Pour l’heure, je voudrais, avec Dom Guéranger, attirer votre attention sur ce fait que notre religion a développé, fidèle en cela au Judaïsme, la symbolique, cette véritable science des symboles qui aide puissamment à la compréhension des mystères divins et nous fait vivre de leurs richesses pour peu que nous nous y arrêtions. Or il est incontestable que nos pères dans la Foi ont vécu des symboles religieux et que nous autres, nous y sommes de plus en plus imperméables. Chez eux, « il a excité un vif enthousiasme », chez eux ils étaient parlants : il n’y a qu’à voir la profusion de symboles qui entrent dans les sculptures de nos anciennes églises romanes ou gothiques…chez nous, ils sont devenus lettre morte. « Sortons de cette indifférence qui n’est pas chrétienne, s’exclame Dom Guéranger, et revenons par la méditation de la Ste Liturgie, à ces traditions auxquelles nos aïeux empruntèrent leur foi énergique et leur sublime dévouement à Dieu et à leur postérité. »
Avant de passer en revue les symboles de ce jour, voyons les particularités de ce 4ème dimanche de Carême si spécial et si beau !
Ses particularités : les textes chantés de la Messe parlent de joie et de consolation – on peut jouer, à la Grand’messe des morceaux d’orgue, comme dans les temps hors pénitence – s’il en possède dans les réserves de son église, le prêtre peut revêtir des ornements roses, on peut remettre des fleurs aux autels, Pourquoi ? Tout simplement pour faire une détente nécessaire dans un Carême qui normalement doit être sévère et astreignant. Ainsi seront stimulés les vrais fidèles pour achever, dans une ardeur renouvelée par l’espérance, la sainte carrière de leur combat. C’est une sorte de Mi-Carême, qui ne peut toucher vraiment que ceux qui ont donc entrepris loyalement et scrupuleusement l’observance du Carême. Sinon, ce ne sera qu’une occasion de plus de relâchement.

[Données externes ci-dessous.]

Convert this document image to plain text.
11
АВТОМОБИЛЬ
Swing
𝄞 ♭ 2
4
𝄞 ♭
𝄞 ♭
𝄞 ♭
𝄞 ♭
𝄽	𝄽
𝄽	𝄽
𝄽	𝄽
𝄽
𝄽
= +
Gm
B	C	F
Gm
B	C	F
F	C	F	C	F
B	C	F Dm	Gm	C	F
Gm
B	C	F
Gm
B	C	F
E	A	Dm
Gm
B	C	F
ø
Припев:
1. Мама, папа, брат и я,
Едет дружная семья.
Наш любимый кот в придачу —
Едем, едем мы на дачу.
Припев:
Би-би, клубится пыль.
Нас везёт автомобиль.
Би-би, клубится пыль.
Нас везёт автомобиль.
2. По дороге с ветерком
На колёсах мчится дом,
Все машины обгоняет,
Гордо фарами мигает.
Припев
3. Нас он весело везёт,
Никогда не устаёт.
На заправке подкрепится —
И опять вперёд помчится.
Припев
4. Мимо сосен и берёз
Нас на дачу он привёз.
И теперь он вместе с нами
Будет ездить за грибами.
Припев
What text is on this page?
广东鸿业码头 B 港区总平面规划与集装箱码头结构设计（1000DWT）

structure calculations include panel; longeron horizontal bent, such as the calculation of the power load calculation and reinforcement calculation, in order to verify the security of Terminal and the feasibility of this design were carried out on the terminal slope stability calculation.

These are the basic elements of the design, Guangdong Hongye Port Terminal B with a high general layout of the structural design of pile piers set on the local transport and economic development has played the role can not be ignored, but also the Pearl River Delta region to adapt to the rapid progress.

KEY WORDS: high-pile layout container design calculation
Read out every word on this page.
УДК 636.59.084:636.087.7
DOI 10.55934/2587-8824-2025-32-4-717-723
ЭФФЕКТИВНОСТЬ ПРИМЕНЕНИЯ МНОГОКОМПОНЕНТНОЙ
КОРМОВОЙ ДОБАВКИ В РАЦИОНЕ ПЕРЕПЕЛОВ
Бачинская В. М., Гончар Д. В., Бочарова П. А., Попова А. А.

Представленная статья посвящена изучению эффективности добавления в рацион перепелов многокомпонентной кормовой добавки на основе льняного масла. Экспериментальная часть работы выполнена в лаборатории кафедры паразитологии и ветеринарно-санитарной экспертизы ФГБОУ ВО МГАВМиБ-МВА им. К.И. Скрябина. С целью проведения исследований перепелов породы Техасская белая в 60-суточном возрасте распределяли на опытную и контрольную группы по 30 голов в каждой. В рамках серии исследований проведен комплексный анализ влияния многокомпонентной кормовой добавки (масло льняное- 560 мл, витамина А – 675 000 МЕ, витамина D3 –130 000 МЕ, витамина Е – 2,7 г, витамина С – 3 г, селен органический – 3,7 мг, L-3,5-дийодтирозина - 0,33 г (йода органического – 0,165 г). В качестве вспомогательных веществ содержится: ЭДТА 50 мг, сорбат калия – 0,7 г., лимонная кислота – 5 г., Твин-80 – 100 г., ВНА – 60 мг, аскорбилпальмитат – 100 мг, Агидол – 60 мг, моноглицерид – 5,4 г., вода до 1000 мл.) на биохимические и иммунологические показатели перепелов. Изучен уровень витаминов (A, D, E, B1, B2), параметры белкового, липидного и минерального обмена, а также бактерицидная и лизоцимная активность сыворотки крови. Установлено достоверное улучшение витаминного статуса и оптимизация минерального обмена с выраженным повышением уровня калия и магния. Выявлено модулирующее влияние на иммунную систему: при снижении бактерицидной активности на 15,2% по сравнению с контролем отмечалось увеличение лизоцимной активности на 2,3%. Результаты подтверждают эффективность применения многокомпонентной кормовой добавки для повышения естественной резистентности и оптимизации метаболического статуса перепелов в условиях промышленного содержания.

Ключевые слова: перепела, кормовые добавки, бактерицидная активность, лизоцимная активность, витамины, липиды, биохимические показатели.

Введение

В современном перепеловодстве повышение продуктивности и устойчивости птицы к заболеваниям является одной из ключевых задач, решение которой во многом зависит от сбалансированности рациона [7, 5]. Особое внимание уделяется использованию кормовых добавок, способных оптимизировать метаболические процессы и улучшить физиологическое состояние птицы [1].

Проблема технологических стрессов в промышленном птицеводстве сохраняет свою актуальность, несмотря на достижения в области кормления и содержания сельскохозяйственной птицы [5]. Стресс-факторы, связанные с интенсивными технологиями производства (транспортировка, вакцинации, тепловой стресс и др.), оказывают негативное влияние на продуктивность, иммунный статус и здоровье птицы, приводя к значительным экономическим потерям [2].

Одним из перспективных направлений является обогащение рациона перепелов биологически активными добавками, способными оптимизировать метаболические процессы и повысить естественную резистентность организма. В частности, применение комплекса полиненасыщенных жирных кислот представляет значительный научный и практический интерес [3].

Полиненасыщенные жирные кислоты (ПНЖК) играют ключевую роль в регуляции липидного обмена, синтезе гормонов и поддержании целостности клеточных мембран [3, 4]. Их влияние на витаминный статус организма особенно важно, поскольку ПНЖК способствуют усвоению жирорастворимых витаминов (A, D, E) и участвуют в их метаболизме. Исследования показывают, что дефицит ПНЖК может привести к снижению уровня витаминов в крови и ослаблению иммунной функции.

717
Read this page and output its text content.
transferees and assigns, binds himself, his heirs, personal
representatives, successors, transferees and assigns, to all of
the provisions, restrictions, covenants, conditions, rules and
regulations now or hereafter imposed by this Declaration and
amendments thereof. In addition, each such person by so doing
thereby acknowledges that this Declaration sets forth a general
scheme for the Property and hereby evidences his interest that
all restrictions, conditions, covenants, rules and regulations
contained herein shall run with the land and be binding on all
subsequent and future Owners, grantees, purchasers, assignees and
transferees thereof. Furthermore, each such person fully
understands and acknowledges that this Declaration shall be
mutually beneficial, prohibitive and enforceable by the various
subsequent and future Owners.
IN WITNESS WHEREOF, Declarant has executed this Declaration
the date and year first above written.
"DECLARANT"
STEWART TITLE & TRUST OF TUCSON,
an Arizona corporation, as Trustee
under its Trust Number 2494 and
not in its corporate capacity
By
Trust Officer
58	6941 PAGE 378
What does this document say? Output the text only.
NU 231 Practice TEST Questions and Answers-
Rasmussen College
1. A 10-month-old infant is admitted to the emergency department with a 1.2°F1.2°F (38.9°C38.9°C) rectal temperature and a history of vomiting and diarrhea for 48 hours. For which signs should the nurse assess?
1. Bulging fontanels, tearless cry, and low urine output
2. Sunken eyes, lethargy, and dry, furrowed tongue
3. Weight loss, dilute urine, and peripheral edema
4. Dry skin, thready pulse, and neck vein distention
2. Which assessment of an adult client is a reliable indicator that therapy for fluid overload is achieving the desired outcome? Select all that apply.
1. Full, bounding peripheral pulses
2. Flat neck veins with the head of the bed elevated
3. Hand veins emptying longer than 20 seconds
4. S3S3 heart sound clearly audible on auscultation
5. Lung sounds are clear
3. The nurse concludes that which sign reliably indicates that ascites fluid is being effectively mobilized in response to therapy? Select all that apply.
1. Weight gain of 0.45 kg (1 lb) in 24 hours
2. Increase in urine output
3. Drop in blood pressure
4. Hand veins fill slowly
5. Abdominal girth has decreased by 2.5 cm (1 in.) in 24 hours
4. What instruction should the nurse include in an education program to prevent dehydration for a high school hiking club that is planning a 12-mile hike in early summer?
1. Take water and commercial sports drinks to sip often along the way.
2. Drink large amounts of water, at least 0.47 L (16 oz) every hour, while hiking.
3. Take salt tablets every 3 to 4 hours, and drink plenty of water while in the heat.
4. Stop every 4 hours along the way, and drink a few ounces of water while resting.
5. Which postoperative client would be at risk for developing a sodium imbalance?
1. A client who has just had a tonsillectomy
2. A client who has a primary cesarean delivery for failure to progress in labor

A Rome, la station de ce jour est à Sainte Croix de Jérusalem, l’une des sept principales basiliques de la ville sainte. [A ce propos, je vous dis un mot de ce qu’on appelle « stations » ; ce mot figure en tête des messes de Carême, dans les missels complets. Depuis le 5ème siècle, il était d’usage à Rome, pour certaines
grandes fêtes et tous les jours du Carême, que le Pape se rendît en une église différente afin d’y célébrer la messe. Une procession s’organisait qui traversait le quartier de la ville où était située l’église et là on écoutait d’abord des passages de la Sainte Ecriture dont le choix se trouvait souvent en rapport avec les souvenirs attachés à ce lieu de culte, ou avec le saint qui en était le patron, le titulaire. Plus tard, si le Pape ne participa plus à la procession, l’on continua cependant à fréquenter les églises stationales où les offices étaient assurés par d’autres dignitaires.]
L’église stationale de ce dimanche porte donc le nom de Sainte Croix en Jérusalem. Ce titre indique clairement qu’on en a fait comme une réduction de Jérusalem à Rome. Cette église date de Constantin qui la fit élever dans la villa (c’est-à-dire une dépendance campagnarde) de Sessorius : c’est là que la mère de l’empereur, Sainte Hélène, voulut déposer les précieuses reliques qu’elle avait rapportées de Jérusalem, reliques de la Passion du Sauveur : entre autres une forte quantité de terre relevée sur le Calvaire, une portion notable de la Croix et le titre même de la Croix, c’est-à-dire la planchette portant l’inscription en 3 langues « Jésus de Nazareth, Roi des Juifs », titre qu’on peut toujours y voir et vénérer.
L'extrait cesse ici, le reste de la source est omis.